A green technology project soon to be online at Cal State East Bay will not just be a learning and research tool for students -- it also will supply power to the state's electric grid.
The university will become one of the first colleges in Northern California to host a fuel cell -- a clean, low emission, mini-power plant that uses natural gas and water to generate electricity.
School officials, as well as representatives from Pacific Gas & Electric Co., broke ground on the project this week. PG&E is footing the bill for the $7 million project, which is expected to be online in April.
The fuel cell project is a win-win situation for the school, said Jim Zavagno, the university's director of planning, design and construction.
Not only will the fuel cell lend itself as a teaching tool in science, engineering and math education, but the university also will receive the cell's "waste product" -- hot water -- for free, he said.
"A lot of times, the hot water from this process is just dumped down the lines," Zavagno said. "But we'll use it to heat some of our buildings and our pool."

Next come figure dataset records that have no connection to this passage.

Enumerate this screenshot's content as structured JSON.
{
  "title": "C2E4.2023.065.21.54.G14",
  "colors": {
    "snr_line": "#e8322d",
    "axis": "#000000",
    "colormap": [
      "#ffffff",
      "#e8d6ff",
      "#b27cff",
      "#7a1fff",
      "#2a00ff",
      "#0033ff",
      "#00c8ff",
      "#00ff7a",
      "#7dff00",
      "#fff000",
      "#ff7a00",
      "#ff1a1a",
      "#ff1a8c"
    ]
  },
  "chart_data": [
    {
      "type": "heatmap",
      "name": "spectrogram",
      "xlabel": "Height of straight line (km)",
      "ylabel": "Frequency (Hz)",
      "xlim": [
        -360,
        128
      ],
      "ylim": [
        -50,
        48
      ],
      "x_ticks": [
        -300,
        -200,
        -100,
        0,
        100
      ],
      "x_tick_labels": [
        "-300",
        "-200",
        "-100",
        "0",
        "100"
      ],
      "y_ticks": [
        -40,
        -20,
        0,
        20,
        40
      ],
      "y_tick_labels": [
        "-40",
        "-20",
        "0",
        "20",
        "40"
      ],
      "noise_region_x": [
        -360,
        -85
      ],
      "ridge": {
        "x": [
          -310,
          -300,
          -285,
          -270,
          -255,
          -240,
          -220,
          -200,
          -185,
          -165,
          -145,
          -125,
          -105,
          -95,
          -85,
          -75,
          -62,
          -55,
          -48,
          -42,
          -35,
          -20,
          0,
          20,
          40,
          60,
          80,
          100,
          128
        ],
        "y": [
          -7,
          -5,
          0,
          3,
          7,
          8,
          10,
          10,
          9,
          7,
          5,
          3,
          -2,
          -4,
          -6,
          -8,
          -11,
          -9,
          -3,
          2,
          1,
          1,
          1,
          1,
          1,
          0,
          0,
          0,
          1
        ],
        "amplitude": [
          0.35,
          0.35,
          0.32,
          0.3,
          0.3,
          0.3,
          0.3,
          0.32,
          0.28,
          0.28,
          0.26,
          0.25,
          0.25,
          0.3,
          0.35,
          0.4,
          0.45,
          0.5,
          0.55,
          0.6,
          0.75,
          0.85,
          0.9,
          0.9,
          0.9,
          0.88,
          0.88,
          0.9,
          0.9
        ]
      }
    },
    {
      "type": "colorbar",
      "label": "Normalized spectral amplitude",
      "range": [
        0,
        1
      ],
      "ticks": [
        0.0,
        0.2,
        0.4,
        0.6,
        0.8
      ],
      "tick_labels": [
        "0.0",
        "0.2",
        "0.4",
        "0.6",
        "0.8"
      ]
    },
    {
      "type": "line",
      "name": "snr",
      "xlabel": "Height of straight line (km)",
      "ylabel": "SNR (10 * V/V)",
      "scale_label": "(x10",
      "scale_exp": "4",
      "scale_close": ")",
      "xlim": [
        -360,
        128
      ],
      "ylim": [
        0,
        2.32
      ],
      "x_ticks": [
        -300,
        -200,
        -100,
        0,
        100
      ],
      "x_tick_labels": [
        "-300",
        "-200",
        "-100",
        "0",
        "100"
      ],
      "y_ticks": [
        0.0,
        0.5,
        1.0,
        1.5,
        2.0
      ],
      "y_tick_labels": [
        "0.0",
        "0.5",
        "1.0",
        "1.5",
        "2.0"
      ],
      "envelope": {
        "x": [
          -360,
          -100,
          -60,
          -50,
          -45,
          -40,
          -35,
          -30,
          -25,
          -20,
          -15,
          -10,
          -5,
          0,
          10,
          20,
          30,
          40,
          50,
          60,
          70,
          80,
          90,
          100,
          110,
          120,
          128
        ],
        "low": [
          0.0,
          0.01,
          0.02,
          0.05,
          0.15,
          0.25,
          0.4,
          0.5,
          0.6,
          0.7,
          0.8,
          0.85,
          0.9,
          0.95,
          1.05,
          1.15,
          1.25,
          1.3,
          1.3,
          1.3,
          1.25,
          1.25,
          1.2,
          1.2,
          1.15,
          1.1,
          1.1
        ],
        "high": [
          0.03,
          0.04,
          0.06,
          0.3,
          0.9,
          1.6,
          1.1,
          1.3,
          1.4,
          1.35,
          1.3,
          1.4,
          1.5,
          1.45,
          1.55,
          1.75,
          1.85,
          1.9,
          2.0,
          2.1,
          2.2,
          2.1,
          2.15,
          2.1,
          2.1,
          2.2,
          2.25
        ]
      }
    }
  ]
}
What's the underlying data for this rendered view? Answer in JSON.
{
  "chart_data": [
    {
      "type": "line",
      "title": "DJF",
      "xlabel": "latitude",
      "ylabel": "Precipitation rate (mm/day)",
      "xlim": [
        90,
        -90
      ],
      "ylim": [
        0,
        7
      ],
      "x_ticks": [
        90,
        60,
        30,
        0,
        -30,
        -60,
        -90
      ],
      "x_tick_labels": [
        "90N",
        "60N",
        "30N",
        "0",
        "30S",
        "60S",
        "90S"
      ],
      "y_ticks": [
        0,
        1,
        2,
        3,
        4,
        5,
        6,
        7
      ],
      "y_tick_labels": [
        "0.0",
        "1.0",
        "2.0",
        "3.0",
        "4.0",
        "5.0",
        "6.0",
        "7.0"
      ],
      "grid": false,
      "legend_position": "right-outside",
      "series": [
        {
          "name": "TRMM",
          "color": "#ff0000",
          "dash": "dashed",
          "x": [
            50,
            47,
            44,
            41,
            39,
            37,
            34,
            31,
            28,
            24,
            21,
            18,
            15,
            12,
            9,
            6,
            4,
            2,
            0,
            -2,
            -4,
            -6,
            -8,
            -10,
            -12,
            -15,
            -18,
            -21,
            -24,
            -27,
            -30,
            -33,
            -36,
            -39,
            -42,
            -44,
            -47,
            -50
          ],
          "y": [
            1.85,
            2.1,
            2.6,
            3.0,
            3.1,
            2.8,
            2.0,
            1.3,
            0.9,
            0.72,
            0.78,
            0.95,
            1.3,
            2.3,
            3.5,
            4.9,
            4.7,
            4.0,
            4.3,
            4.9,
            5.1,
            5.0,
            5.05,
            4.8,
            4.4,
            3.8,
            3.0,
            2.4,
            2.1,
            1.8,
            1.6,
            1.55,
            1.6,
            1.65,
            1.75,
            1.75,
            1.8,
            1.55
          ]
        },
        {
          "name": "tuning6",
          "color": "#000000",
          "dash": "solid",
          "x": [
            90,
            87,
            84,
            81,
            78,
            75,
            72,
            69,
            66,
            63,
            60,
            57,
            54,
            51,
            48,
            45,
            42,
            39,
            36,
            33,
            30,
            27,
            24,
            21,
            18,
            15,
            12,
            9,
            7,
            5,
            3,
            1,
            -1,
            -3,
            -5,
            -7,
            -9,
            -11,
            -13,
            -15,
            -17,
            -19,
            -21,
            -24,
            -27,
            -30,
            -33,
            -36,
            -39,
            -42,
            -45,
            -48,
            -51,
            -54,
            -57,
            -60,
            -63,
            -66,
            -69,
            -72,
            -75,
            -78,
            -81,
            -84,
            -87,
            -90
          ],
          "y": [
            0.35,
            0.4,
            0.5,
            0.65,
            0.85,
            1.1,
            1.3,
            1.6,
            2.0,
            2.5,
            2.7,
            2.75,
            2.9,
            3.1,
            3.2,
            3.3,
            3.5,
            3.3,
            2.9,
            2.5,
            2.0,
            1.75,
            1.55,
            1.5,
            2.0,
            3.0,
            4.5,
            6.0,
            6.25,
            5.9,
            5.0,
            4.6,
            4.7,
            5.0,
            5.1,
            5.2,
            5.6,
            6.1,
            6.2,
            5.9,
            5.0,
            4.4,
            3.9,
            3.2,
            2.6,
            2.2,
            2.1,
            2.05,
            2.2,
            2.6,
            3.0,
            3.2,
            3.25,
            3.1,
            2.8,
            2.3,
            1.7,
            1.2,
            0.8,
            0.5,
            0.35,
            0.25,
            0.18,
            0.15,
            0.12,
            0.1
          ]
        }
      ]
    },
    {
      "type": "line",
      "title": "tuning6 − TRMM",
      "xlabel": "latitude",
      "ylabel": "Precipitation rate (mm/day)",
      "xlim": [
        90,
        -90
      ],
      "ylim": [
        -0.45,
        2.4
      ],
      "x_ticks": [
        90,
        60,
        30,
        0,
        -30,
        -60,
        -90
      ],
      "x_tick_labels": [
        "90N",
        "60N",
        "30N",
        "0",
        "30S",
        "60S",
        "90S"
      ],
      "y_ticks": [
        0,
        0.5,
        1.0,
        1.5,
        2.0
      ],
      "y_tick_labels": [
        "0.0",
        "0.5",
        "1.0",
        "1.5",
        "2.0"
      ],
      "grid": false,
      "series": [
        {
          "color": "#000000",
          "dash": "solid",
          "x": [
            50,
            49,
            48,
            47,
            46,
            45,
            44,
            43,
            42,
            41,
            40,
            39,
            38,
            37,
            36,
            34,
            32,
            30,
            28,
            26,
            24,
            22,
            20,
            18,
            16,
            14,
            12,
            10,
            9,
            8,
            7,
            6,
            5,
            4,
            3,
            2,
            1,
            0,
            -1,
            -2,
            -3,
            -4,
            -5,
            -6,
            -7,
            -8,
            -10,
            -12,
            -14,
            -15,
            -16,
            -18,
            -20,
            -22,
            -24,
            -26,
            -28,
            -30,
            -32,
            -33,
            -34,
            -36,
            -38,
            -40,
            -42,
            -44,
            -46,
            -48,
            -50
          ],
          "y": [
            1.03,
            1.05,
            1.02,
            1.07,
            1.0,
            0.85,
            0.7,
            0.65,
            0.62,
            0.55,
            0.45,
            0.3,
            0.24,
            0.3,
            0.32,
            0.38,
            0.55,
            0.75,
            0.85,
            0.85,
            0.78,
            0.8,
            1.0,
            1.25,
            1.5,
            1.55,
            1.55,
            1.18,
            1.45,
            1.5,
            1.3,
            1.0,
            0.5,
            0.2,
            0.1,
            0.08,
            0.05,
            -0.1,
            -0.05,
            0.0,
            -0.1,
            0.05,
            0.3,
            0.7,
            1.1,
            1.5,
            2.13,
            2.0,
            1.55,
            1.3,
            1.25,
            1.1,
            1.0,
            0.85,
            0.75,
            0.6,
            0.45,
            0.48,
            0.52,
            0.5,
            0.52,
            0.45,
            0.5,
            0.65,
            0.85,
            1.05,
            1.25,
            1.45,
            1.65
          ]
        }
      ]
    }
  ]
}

Zavagno said the hot water will save the school about $155,000 annually -- although the school is on the hook for the infrastructure necessary to distribute the water, which will cost about $600,000.
The fuel cell -- at the northern tip of the school's campus -- will be capable of generating up to 1.4 megawatts of electricity. Zavagno said that is approximately enough to power 1,200 standard size homes at any given time.
However, unlike the solar panels on top of some campus buildings that generate electricity for the school, the electricity generated by the fuel cell will be added to the state's electric grid and used to power businesses and homes.